Saturday, December 6, 2008

Chistmas kicked my butt today

(It kicked Mark's booty, too...)

We started the morning with Mark's Cub Scout den, selling fresh mistletoe in front of Trader Joe's. I worried that Mark would whine or complain (because this involved actual work), but he did great.

At first, he was only interested in the money box. He wanted to arrange and rearrange the bills. A few people asked what we were selling, and Mark said, "You can sell it, Mom." I reminded him that no one wants to buy mistletoe from a grown woman--they want to buy it from cute little Cub Scouts.

I gave the kids some advice--smile big and hit up all the moms and grandmas. They can't resist a clean-cut boy in a uniform. Be polite, say thank you. And make eye contact with every person who walks in or out the exit.

It worked! We sold about 100 bag in just under two hours. The boys got very creative, shouting out, "Mistletoe for sale! Only one dollar, and NO tax!" I thought that was a very smart sell, considering the economy.

We only lost one sale the whole morning, when a woman explained what mistletoe is for. "You hang it up and kiss whoever walks under it," she teased, comically puckering up at Mark. He ran away quickly, bag still in hand.

After lunch, we put up the house Christmas lights. I climbed up the little step ladder hanging them while Mark followed behind, handing them up to me. He was very helpful, even warning me not to fall (like last year, when I almost knocked myself out) or cut myself on the broken orange light.

Then it was time for the big Christmas purchase--the TREE! We went to the same lot as last year, because they delivered our tree for a couple extra bucks. Except it was a different group selling trees this year! Dang it. I couldn't figure out how to get a tree home in my little compact car. I drove over to Lowe's to buy myself some time, and perhaps think of a solution.

The solution was...to toss safety out the window! Literally. When you buy a tree, they wrap it up in a mesh bag until it's a skinny little fir tree roll. I figured if I bought a medium-sized tree, I could toss the tree in the back seat, let it hang out the window a bit, and we'd be home in no time, tree (and car) intact.

I just forgot one little thing--the backseat is where Mark sits.

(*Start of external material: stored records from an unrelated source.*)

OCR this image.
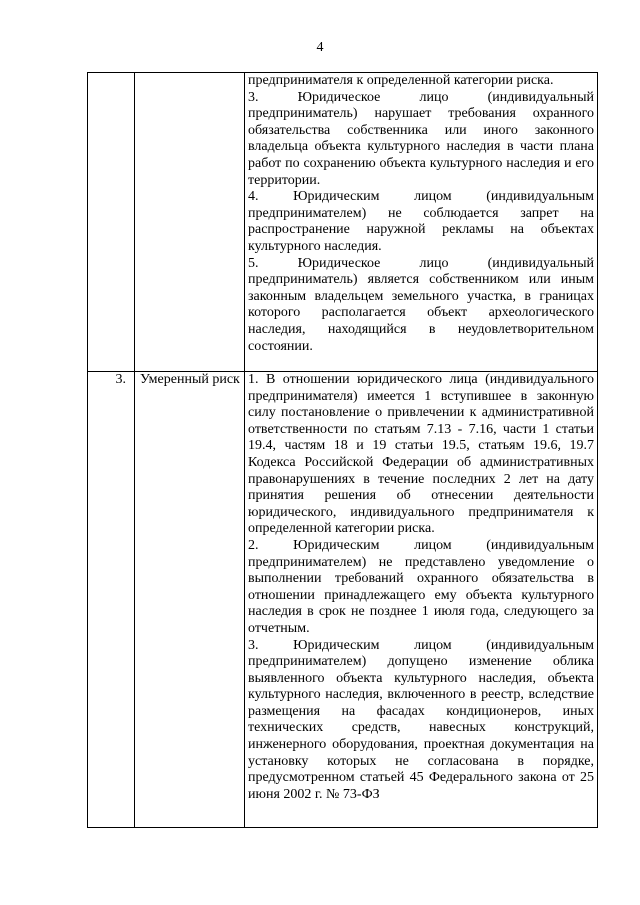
4

		предпринимателя к определенной категории риска.

3. Юридическое лицо (индивидуальный предприниматель) нарушает требования охранного обязательства собственника или иного законного владельца объекта культурного наследия в части плана работ по сохранению объекта культурного наследия и его территории.

4. Юридическим лицом (индивидуальным предпринимателем) не соблюдается запрет на распространение наружной рекламы на объектах культурного наследия.

5. Юридическое лицо (индивидуальный предприниматель) является собственником или иным законным владельцем земельного участка, в границах которого располагается объект археологического наследия, находящийся в неудовлетворительном состоянии.

3.	Умеренный риск	1. В отношении юридического лица (индивидуального предпринимателя) имеется 1 вступившее в законную силу постановление о привлечении к административной ответственности по статьям 7.13 - 7.16, части 1 статьи 19.4, частям 18 и 19 статьи 19.5, статьям 19.6, 19.7 Кодекса Российской Федерации об административных правонарушениях в течение последних 2 лет на дату принятия решения об отнесении деятельности юридического, индивидуального предпринимателя к определенной категории риска.

2. Юридическим лицом (индивидуальным предпринимателем) не представлено уведомление о выполнении требований охранного обязательства в отношении принадлежащего ему объекта культурного наследия в срок не позднее 1 июля года, следующего за отчетным.

3. Юридическим лицом (индивидуальным предпринимателем) допущено изменение облика выявленного объекта культурного наследия, объекта культурного наследия, включенного в реестр, вследствие размещения на фасадах кондиционеров, иных технических средств, навесных конструкций, инженерного оборудования, проектная документация на установку которых не согласована в порядке, предусмотренном статьей 45 Федерального закона от 25 июня 2002 г. № 73-ФЗ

And he was not very amenable to riding back there with a Christmas tree on top of him (spoilsport!).

Which left him...the front seat. When we grew up, not only were kids allowed to ride in the front seat, they fought to ride in the front seat. Every car ride of my childhood began with one kid screaming "SHOTGUN!" three other kids groaning, "Awww! No fair!" and one parent yelling, "Just get in the damn car!"

Back then we didn't have fancy front seat airbags--hell, we didn't even have seatbelts. (Or even, for me and my little brother, seats!) But nowadays, they put graphic images of little kids being squished to death by said airbags on the sun visor. Everywhere you turn in the car, it's telling you don't let kids under 12 in the front seat.

Well, those instructions are completely not helpful when it comes to Christmas trees and compact cars. I estimated the ride home was short--only five minutes-- which I've driven a thousand times without an accident.

So front seat airbags be damned, we threw the tree in back, sticking out the window, and Mark in the front seat. He was thrilled. He told me very seriously he wanted to watch me push every button (apparently, he thinks that's how you drive a car), then he set about pushing every button himself.

"What's this button do?" he asked, changing the radio station seven times in a row. "And is A/C on? What's A/C? What's Auto? Can I lock my door?"

It felt kinda funny to have him riding next to me--for once, I didn't feel like his chauffeur. I asked him to stop touching everything--between that and the tree flapping out the window, it was just too distracting. But I let him roll down the window, which he promptly stuck his head out of, and did his best dog impression with the wind whipping through his hair.

Soon enough we were home, and the tree was ceremoniously displayed and decorated. We drank hot chocolate and listened to Christmas music, which he mocked by asking, "Is this your boooooyfriend singing?"

"Yes, this is Harry Connick Jr.," I told him. "Don't talk about your daddy like that!"

In the end, I was really tired, but the house looks great. I am glad to be done with the big Christmas tasks (OK, well, maybe not shopping), even if I have to take it all down again in three or so weeks. But in the meantime, I enjoyed the outside lights and the fresh pine smell inside. And, most of all, I enjoyed the helpful little elf by my side all day.